Sigamos con los putos
Los hombres, en este país, nos comunicamos a punta de palabrotas. Es algo universal. Es diferente, con las mujeres: las malhabladas habitan únicamente los extremos del abanico social; te las encuentras en la clase alta y las detectas, cuando toca, en los estratos populares. Sin embargo, nunca escucharás gruesos epítetos en labios de una clasemediera. Finalmente, los valores tradicionales sobreviven gracias a ese gran sector de la población que cultiva, con inconsciente y espontánea naturalidad, el más acendrado conservadurismo. Es más, ahí jamás podrás preguntarle a uno de los individuos de la subespecie sobre su “mujer” (habrá que inquirir sobre su “señora”) ni perpetrarás la descomedida rudeza de señalar que esas tales damas paren o amamantan.
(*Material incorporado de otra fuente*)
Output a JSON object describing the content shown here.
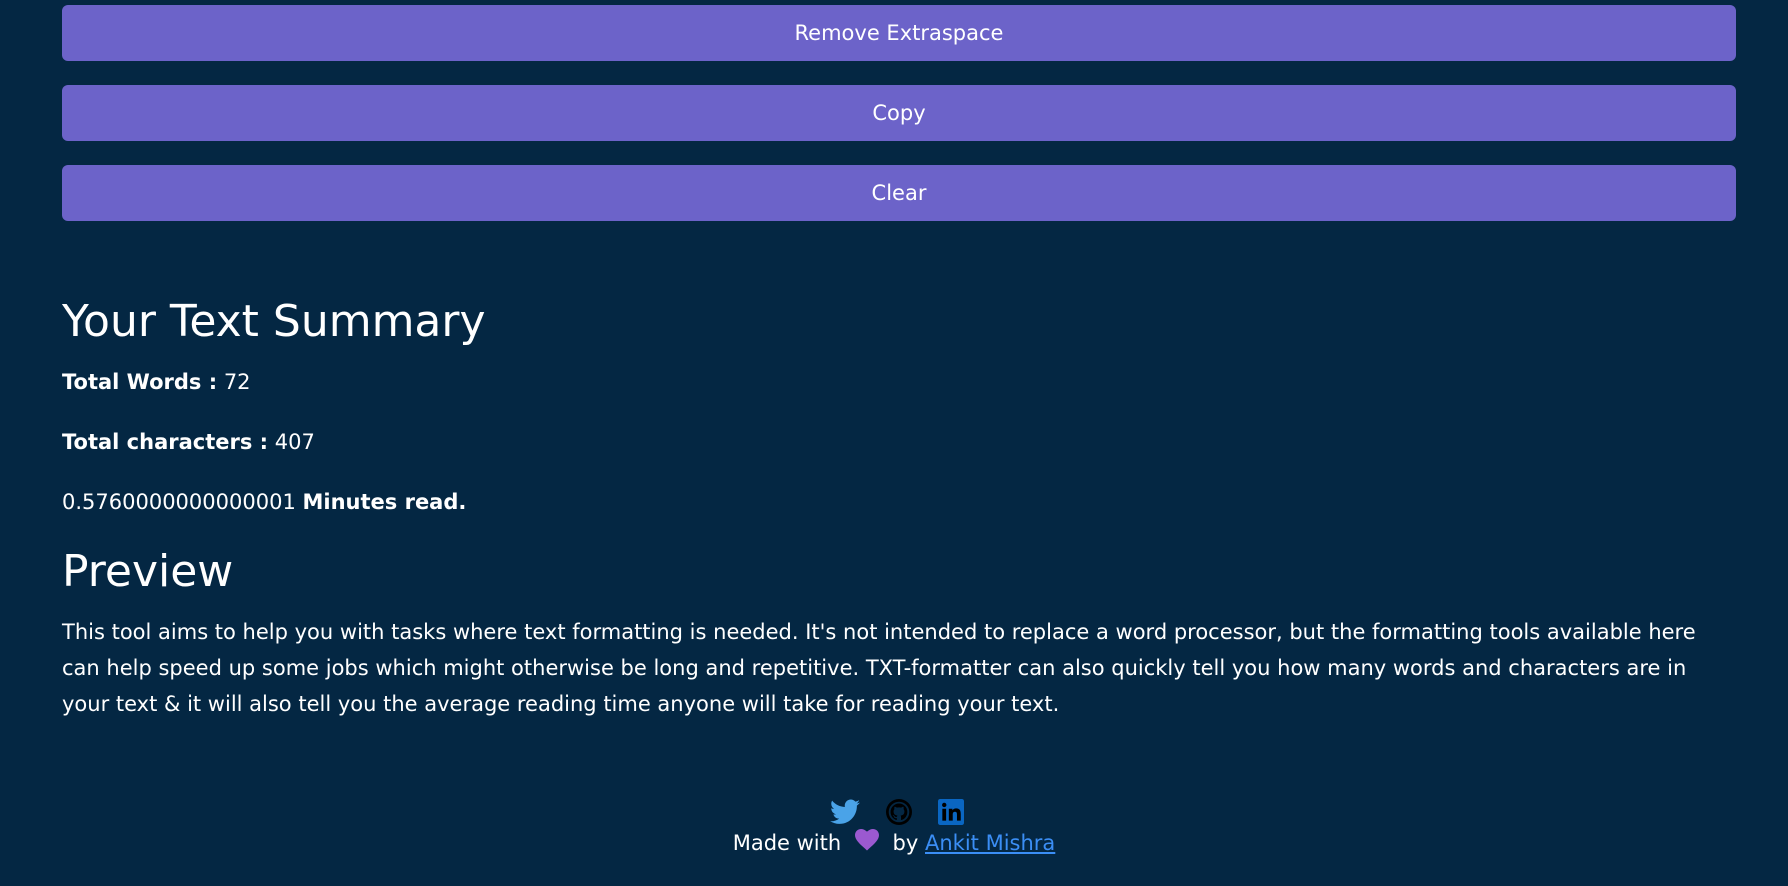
{
  "buttons": {
    "remove_extraspace": "Remove Extraspace",
    "copy": "Copy",
    "clear": "Clear"
  },
  "summary": {
    "heading": "Your Text Summary",
    "words_label": "Total Words :",
    "words_value": "72",
    "chars_label": "Total characters :",
    "chars_value": "407",
    "read_value": "0.5760000000000001",
    "read_label": "Minutes read."
  },
  "preview": {
    "heading": "Preview",
    "text": "This tool aims to help you with tasks where text formatting is needed. It's not intended to replace a word processor, but the formatting tools available here can help speed up some jobs which might otherwise be long and repetitive. TXT-formatter can also quickly tell you how many words and characters are in your text & it will also tell you the average reading time anyone will take for reading your text."
  },
  "footer": {
    "made_with": "Made with",
    "by": "by",
    "author": "Ankit Mishra",
    "icons": [
      "twitter-icon",
      "github-icon",
      "linkedin-icon",
      "heart-icon"
    ]
  },
  "colors": {
    "background": "#042743",
    "button": "#6c63c9",
    "link": "#3b8ef5",
    "twitter": "#4aa3e8",
    "linkedin": "#0a66c2",
    "heart": "#9b59d0"
  }
}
Pero, en fin, entre machos nos pendejeamos todo el tiempo y endosarle un sonoro “puto” al más inútil o cobardón de la pandilla es cosa de todos los días. En lo personal, jamás he siquiera vislumbrado que soltarle “maricón” al compañero que no logra consumar una determinada acción, de las tantas que exige la cotidianidad, pudiera ser un “acto de discriminación”. El espectro de la homosexualidad jamás se me ha aparecido en el momento de proferir el improperio. Digo, es algo tan incorporado al habla rutinaria que difícilmente le puedes atribuir contenidos censurables y condenables por la corrección política. De la misma manera, calificar a un sujeto de “hijo de puta” no es otra cosa que destacar su condición de canalla absoluto, sin que uno se detenga siquiera a considerar la naturaleza desaforadamente sexista de la expresión. De hecho, ¿sería algo obligadamente malo ser hijo de una infeliz prostituta? Dentro de algún tiempo, imagino, será prohibida la fórmula con ejemplar severidad.
Bueno, pues cuando los mexicanos salimos fuera de nuestras fronteras o nos codeamos con ciudadanos de otras proveniencias, resulta que venimos siendo unos auténticos impresentables. Y sí, es cierto que nos comportamos muy mal en muchísimas ocasiones y que un tosco compatriota apagó, meándole encima, la llama eterna dedicada a la memoria de los combatientes desconocidos. Fue en París, creo. Pero, lo de gritar “puto” en los partidos de futbol es, para empezar, una costumbre local —aunque no de antigua genealogía sino de muy reciente cuño— y, en segundo lugar, no se trata, creo, de algo deliberadamente discriminatorio.
No debe ser, sin embargo. Así que, o nos ajustamos a estos tiempos de obligada urbanidad o, qué caray, nos vamos a quedar fuera de toda posibilidad de demostrar, por fin y luego de décadas enteras de ilusionarnos, que el Tri le puede plantar cara a Alemania o a Argentina.
O sea, que ya no hay que gritar “puto” en los estadios, oigan.